Noche de julio, clara, de calor pegajoso. No hay taxis, o al menos ella no encuentra uno, y no le queda más remedio que iniciar el camino a casa encaramada sobre los tacones, atravesando la zona de bares, en la que, a esa hora, los locales abren las puertas para echar a los últimos borrachos, que se diseminan por las aceras como supervivientes de un hormiguero recién pisoteado. Ella se fija en una chica que sentada sobre el capó de un coche resbala y va a aterrizar de culo sobre la acera, entre una mezcla de risa tonta de borracha o drogada y grito sorprendido. Y, más tarde, en el hombre que a su lado intenta incorporarla. Y atónita, cae en la cuenta. Es Alberto. Presa de tanta vergüenza propia como ajena, ella mira hacia otro lado, y confía en que él no la haya visto o no la haya reconocido.
Alberto era violinista en la orquesta nacional. A la salida de un concierto, en un bar, gin-tonic en mano, ella cayó en la cuenta de que el hombre de la barra era el mismo violinista que acababa de ver en el escenario, ahora sin frac. Se acercó a él para felicitarle, conversaron sobre música y aquella misma noche acabaron juntos. Un flechazo.

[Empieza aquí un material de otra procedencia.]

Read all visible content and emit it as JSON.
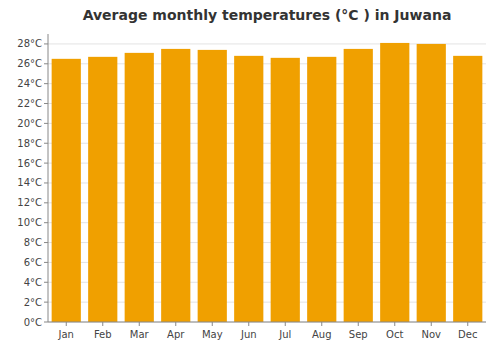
{
  "chart_data": {
    "type": "bar",
    "title": "Average monthly temperatures (°C ) in Juwana",
    "categories": [
      "Jan",
      "Feb",
      "Mar",
      "Apr",
      "May",
      "Jun",
      "Jul",
      "Aug",
      "Sep",
      "Oct",
      "Nov",
      "Dec"
    ],
    "values": [
      26.5,
      26.7,
      27.1,
      27.5,
      27.4,
      26.8,
      26.6,
      26.7,
      27.5,
      28.1,
      28.0,
      26.8
    ],
    "color": "#F0A000",
    "ylim": [
      0,
      29
    ],
    "yticks": [
      {
        "value": 0,
        "label": "0°C"
      },
      {
        "value": 2,
        "label": "2°C"
      },
      {
        "value": 4,
        "label": "4°C"
      },
      {
        "value": 6,
        "label": "6°C"
      },
      {
        "value": 8,
        "label": "8°C"
      },
      {
        "value": 10,
        "label": "10°C"
      },
      {
        "value": 12,
        "label": "12°C"
      },
      {
        "value": 14,
        "label": "14°C"
      },
      {
        "value": 16,
        "label": "16°C"
      },
      {
        "value": 18,
        "label": "18°C"
      },
      {
        "value": 20,
        "label": "20°C"
      },
      {
        "value": 22,
        "label": "22°C"
      },
      {
        "value": 24,
        "label": "24°C"
      },
      {
        "value": 26,
        "label": "26°C"
      },
      {
        "value": 28,
        "label": "28°C"
      }
    ],
    "grid": true
  }
}
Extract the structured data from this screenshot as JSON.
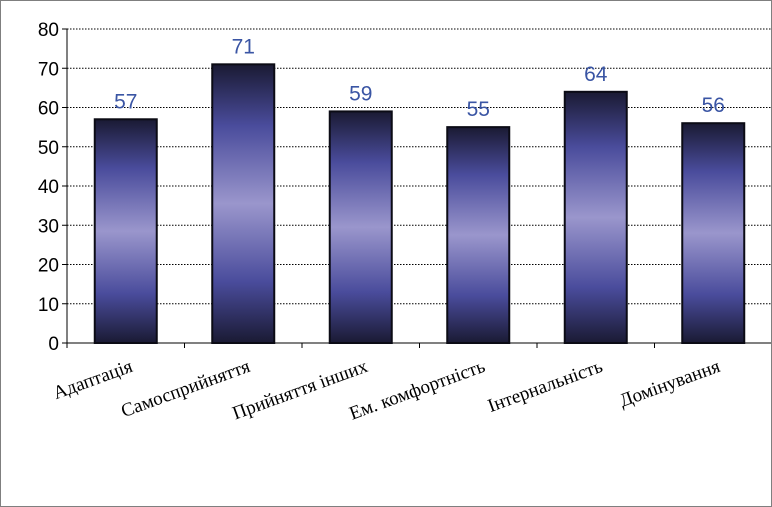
{
  "colors": {
    "bar_dark": "#1a1a33",
    "bar_mid": "#4a4c9c",
    "bar_light": "#9a96cc",
    "bar_edge": "#0b0b15",
    "data_label": "#3a55a4",
    "grid": "#000000",
    "frame_border": "#7f7f7f"
  },
  "chart_data": {
    "type": "bar",
    "categories": [
      "Адаптація",
      "Самосприйняття",
      "Прийняття інших",
      "Ем. комфортність",
      "Інтернальність",
      "Домінування"
    ],
    "values": [
      57,
      71,
      59,
      55,
      64,
      56
    ],
    "data_labels": [
      "57",
      "71",
      "59",
      "55",
      "64",
      "56"
    ],
    "y_ticks": [
      "0",
      "10",
      "20",
      "30",
      "40",
      "50",
      "60",
      "70",
      "80"
    ],
    "ylim": [
      0,
      80
    ],
    "title": "",
    "xlabel": "",
    "ylabel": "",
    "grid": true,
    "gridline_style": "dotted",
    "legend": "none",
    "category_label_rotation": "diagonal"
  }
}
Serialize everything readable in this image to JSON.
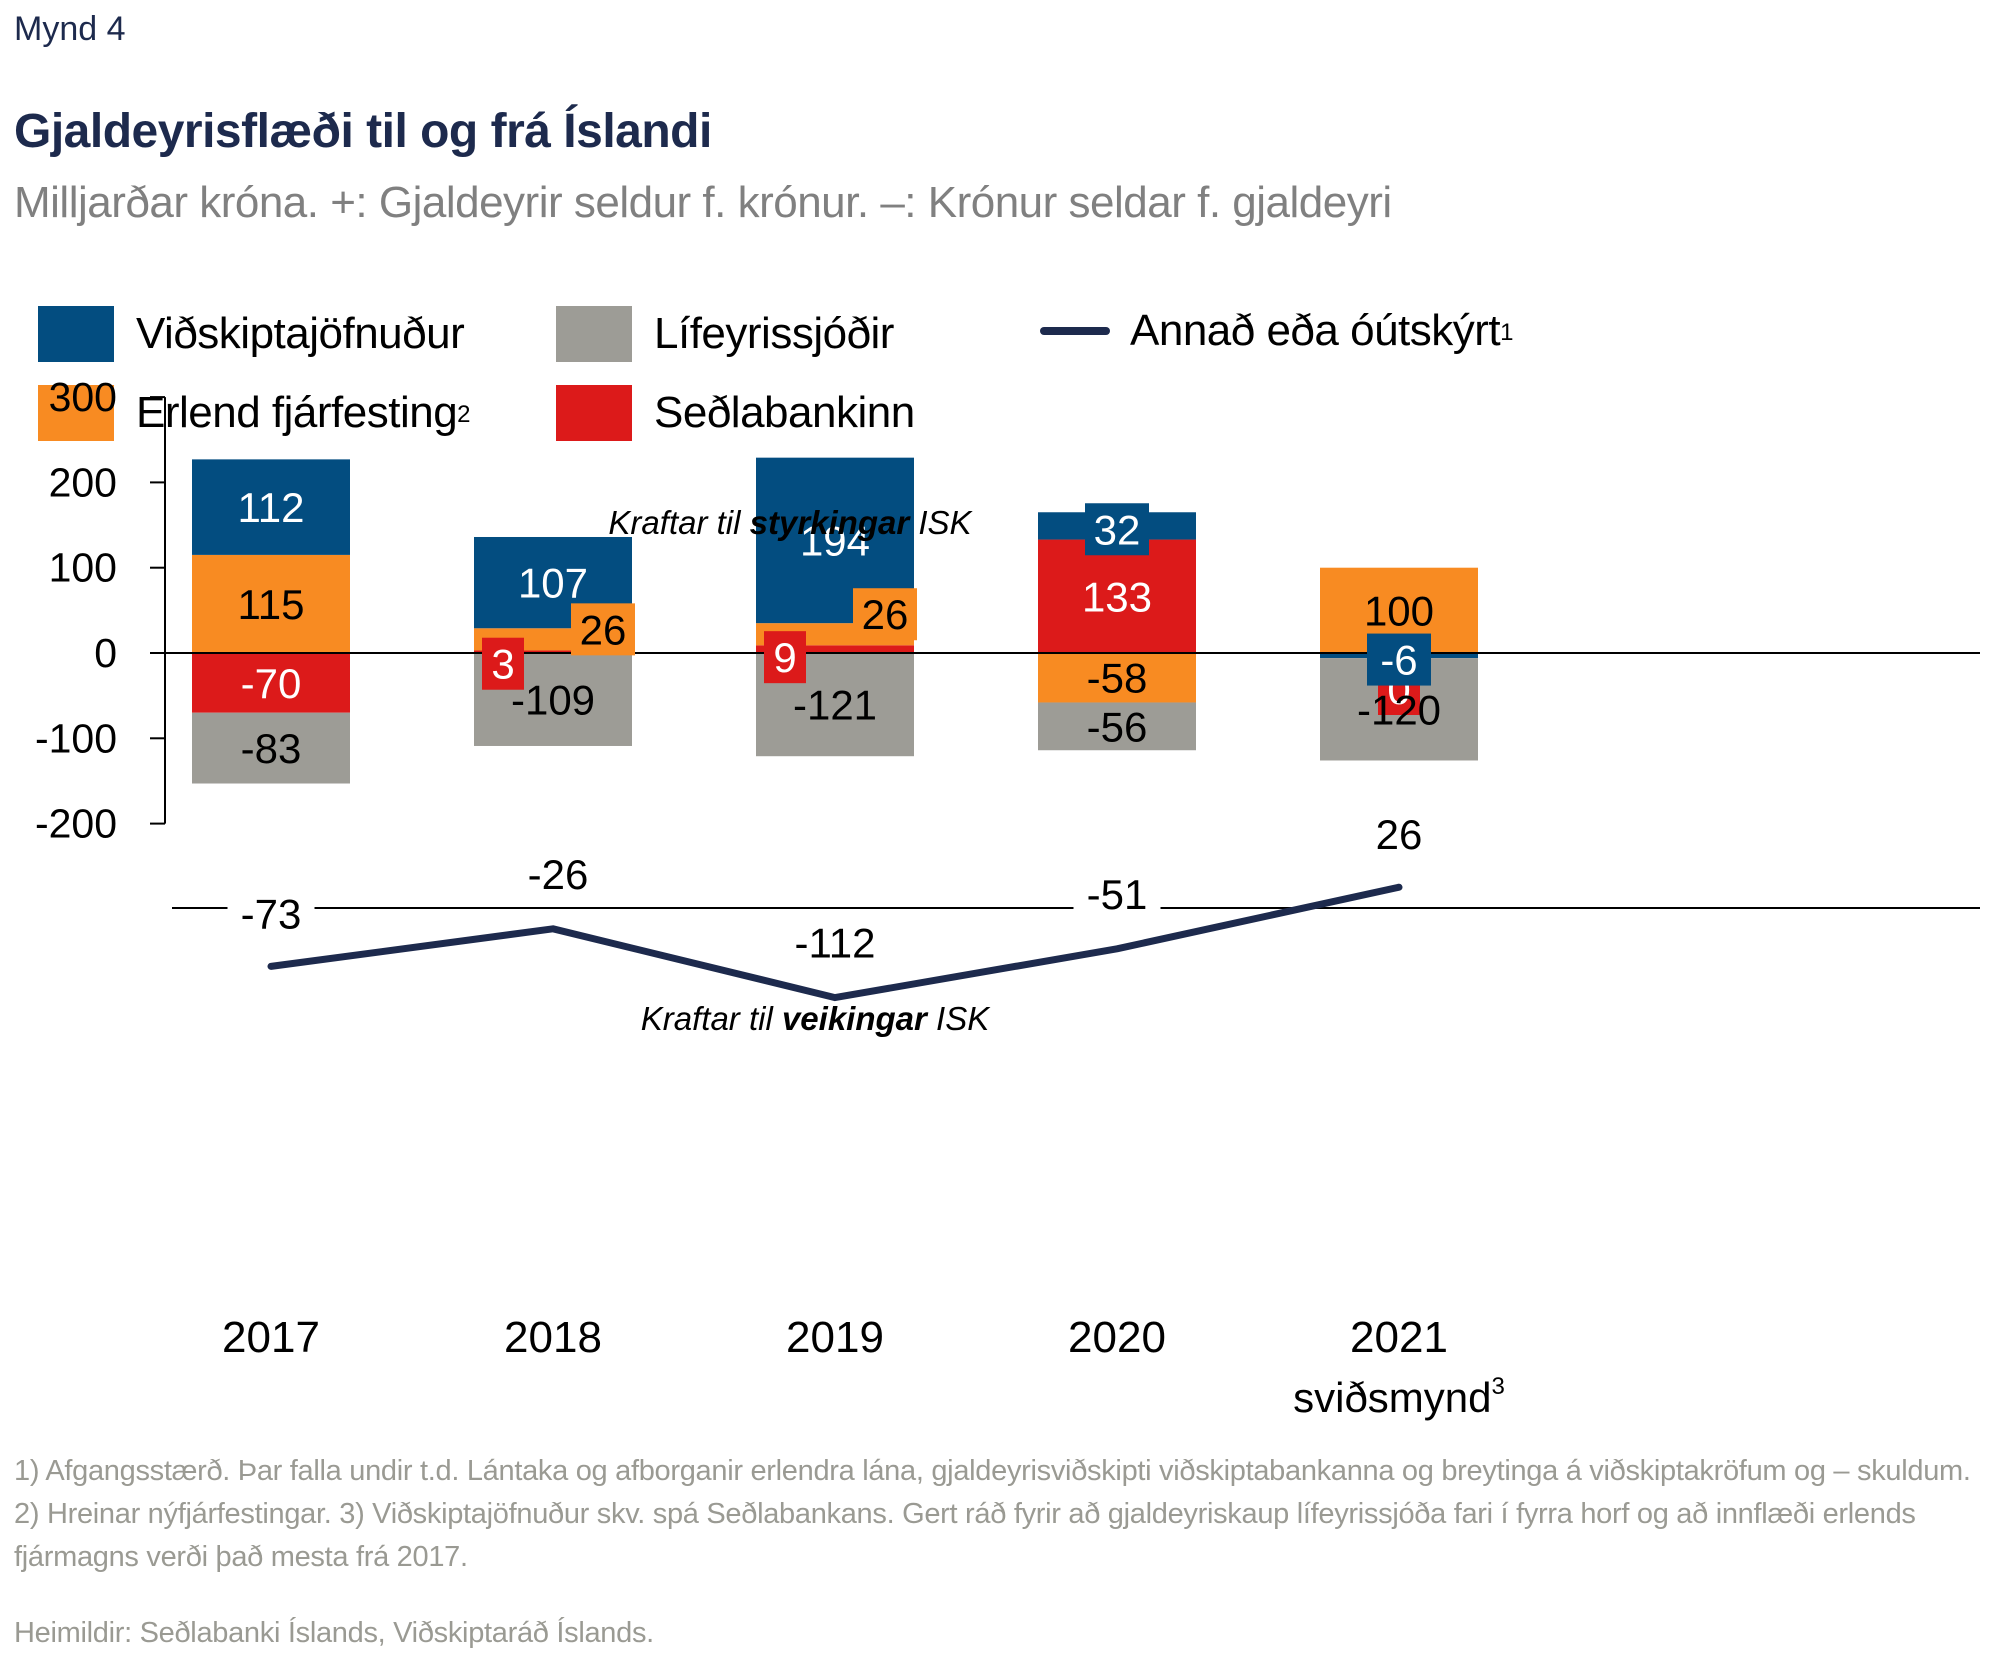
{
  "figure_label": "Mynd 4",
  "title": "Gjaldeyrisflæði til og frá Íslandi",
  "subtitle": "Milljarðar króna. +: Gjaldeyrir seldur f. krónur. –: Krónur seldar f. gjaldeyri",
  "legend": [
    {
      "label": "Viðskiptajöfnuður",
      "sup": "",
      "color": "#034d80",
      "kind": "box"
    },
    {
      "label": "Lífeyrissjóðir",
      "sup": "",
      "color": "#9d9c96",
      "kind": "box"
    },
    {
      "label": "Annað eða óútskýrt",
      "sup": "1",
      "color": "#1d2a4d",
      "kind": "line"
    },
    {
      "label": "Erlend fjárfesting",
      "sup": "2",
      "color": "#f88b22",
      "kind": "box"
    },
    {
      "label": "Seðlabankinn",
      "sup": "",
      "color": "#dc1a1a",
      "kind": "box"
    }
  ],
  "annotations": {
    "top_prefix": "Kraftar til ",
    "top_bold": "styrkingar",
    "top_suffix": " ISK",
    "bottom_prefix": "Kraftar til ",
    "bottom_bold": "veikingar",
    "bottom_suffix": " ISK"
  },
  "chart_data": [
    {
      "type": "bar",
      "stacked": true,
      "title": "Gjaldeyrisflæði til og frá Íslandi",
      "ylabel": "Milljarðar króna",
      "categories": [
        "2017",
        "2018",
        "2019",
        "2020",
        "2021"
      ],
      "category_sublabels": [
        "",
        "",
        "",
        "",
        "sviðsmynd"
      ],
      "category_sublabel_sup": [
        "",
        "",
        "",
        "",
        "3"
      ],
      "ylim": [
        -200,
        300
      ],
      "yticks": [
        300,
        200,
        100,
        0,
        -100,
        -200
      ],
      "grid": false,
      "legend_position": "top-left",
      "series": [
        {
          "name": "Seðlabankinn",
          "color": "#dc1a1a",
          "label_color": "#ffffff",
          "values": [
            -70,
            3,
            9,
            133,
            0
          ]
        },
        {
          "name": "Erlend fjárfesting",
          "color": "#f88b22",
          "label_color": "#000000",
          "values": [
            115,
            26,
            26,
            -58,
            100
          ]
        },
        {
          "name": "Viðskiptajöfnuður",
          "color": "#034d80",
          "label_color": "#ffffff",
          "values": [
            112,
            107,
            194,
            32,
            -6
          ]
        },
        {
          "name": "Lífeyrissjóðir",
          "color": "#9d9c96",
          "label_color": "#000000",
          "values": [
            -83,
            -109,
            -121,
            -56,
            -120
          ]
        }
      ]
    },
    {
      "type": "line",
      "name": "Annað eða óútskýrt",
      "color": "#1d2a4d",
      "categories": [
        "2017",
        "2018",
        "2019",
        "2020",
        "2021"
      ],
      "values": [
        -73,
        -26,
        -112,
        -51,
        26
      ],
      "baseline": 0
    }
  ],
  "footnotes": "1) Afgangsstærð. Þar falla undir t.d. Lántaka og afborganir erlendra lána, gjaldeyrisviðskipti viðskiptabankanna og breytinga á viðskiptakröfum og – skuldum. 2) Hreinar nýfjárfestingar. 3) Viðskiptajöfnuður skv. spá Seðlabankans. Gert ráð fyrir að gjaldeyriskaup lífeyrissjóða fari í fyrra horf og að innflæði erlends fjármagns verði það mesta frá 2017.",
  "sources": "Heimildir: Seðlabanki Íslands, Viðskiptaráð Íslands."
}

A partir de entonces, todo fue incertidumbre. Nunca supo ella en qué momento la errática trayectoria de Alberto derivó en colisión. Alberto era un indómito impenitente y había hecho suya una carrera delirante, de vértigo perpetuo, derrochando violentamente adrenalina, bordeando abismos, amando con estrépito, liberando instintos, sin frenos ni riendas ni destino, bordeando cada desfiladero. Iba y venía, aparecía y desaparecía y reaparecía como elGuadiana, y nunca se sabía cuándo llegaría el próximo plantón, el siguiente insulto, el ramo de rosas de la reconciliación, el mail poético e implorante, el silencio que podía durar meses. En las noches más sentidas prometía amor, el oro, el moro, las fuentes de la Alhambra y el maná de los dioses, y luego volvía a desaparecer. La tenía enganchada, bebiendo de sus labios y de sus mentiras, del círculo de lumbre de sus ojos, de su lengua salaz de Celestina, de su burbujeante espuma de historias y misterios. Pero el que mucho promete, nada da. Lo que se da se cumple, sin más.
Años atrás, nada sirvió de nada, él no se conmovía. No le conmovió la angustia, tan bien expresada en cientos de mensajes enviados a horas intempestivas desde el bar en que habían quedado y en el que él, una vez más, no se había presenciado. No le conmovió aquel sollozar callado y sin salida, ni la herida que él sabía bien que había abierto o infligido, la herida por la que ella respiraba y que era ya condición de vida. No le conmovió aquella desesperación de mariposa en vano, atrapada en la campana, el revolotear inútil que a nada llevaba excepto a chocarse una y otra vez contra el cristal.
Ella había avanzado ya unos metros, los bares quedaban atrás, y volvió la cabeza a riesgo de convertirse en una estatua de sal. Alberto estaba follándose a la niñata borracha sobre el capó del coche, con los pantalones bajados. Ahora sabe que toda aquella historia se llamó adicción, cocaína, narcisismo, huida hacia delante, y ella sigue avanzando, los tacones resonando en el asfalto, una más entre tantas como hay que cosen las heridas de la traición con hilo de silencio.